The procedures outlined above are the minimum essential steps to be taken if an attitude of scientific inquiry is to be reflected in method. Specifically, a researcher's obligation is to attempt to provide the means by which to falsify his research decisions, for this is the only tenable scientific stance that is at present open to anyone who attempts to provide scientific explanations.
Validity of Data. The discussion so far has treated the issue of content validity in relation to the instruments a researcher may use in a research project. The validity of instruments is one aspect of the issue of validity, but it does not concern the validity of the data in relation to the conjectures being tested. That is, the data that are being collected must provide evidence to test the hypotheses that have been proposed. The instrument that a researcher proposes to use may have a high degree of validity but be inappropriate for testing the study's hypotheses.

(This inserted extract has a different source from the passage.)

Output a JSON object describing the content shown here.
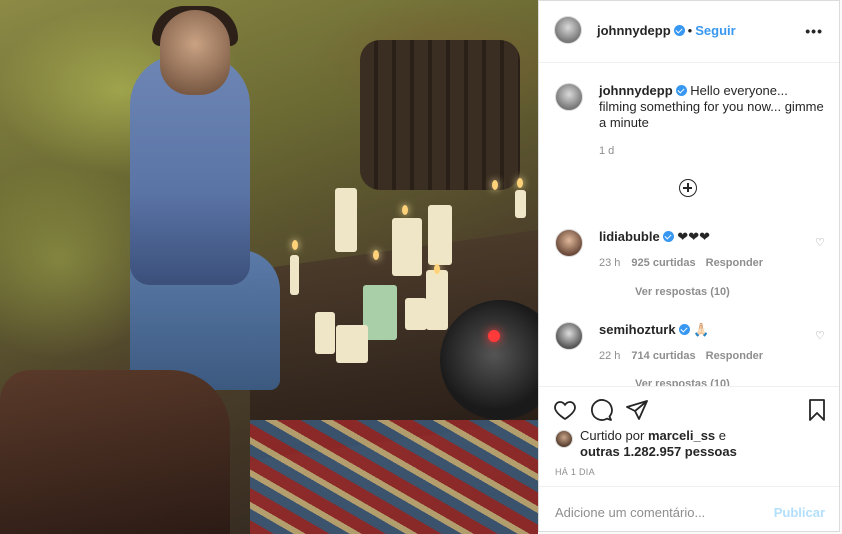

The significance of data validity must be stressed in a discussion of method for researchers in adult education. A survey of research studies in education will reveal numerous instances in which the investigator attempted to prove a causal relationship between treatment A and learning B when, in fact, a host of other factors bear heavily on the outcomes. The researcher may try to handle these factors by randomization and establishing experimental and control groups. Even then, most studies fail to identify a significant difference. One simple explanation is that students who want to learn will do so, even against barriers which have been accidentally or purposely established. However, suppose that a significant difference between the experimental and control groups is found. Does such difference therefore provide corroborative evidence for the conjecture that group achievement improves with the treatment? The reader should quickly identify a design limitation. Randomization is a means to overcome the confounding effects of variables that cannot be systematically controlled or whose effects cannot be experimentally determined. The problem faced by many research designers is that randomization cannot be employed because they are only interested in investigating the differences between two specific and small groups.
This discussion should not lead the reader to conclude that I oppose correlational and similar studies in adult education. The purposes and values of correlational studies are not the focus of attention here. I want to note in passing, however, that correlation studies are most helpful in giving both direction and refinement to certain kinds of inquiry at the early stages of their development. The central point that must not be lost sight of is that a correlational study cannot yield explanations of causal relationships. The fundamental issue is the researcher's responsibility to demonstrate clearly the validity of the data in terms of the direct testing of the conjectures.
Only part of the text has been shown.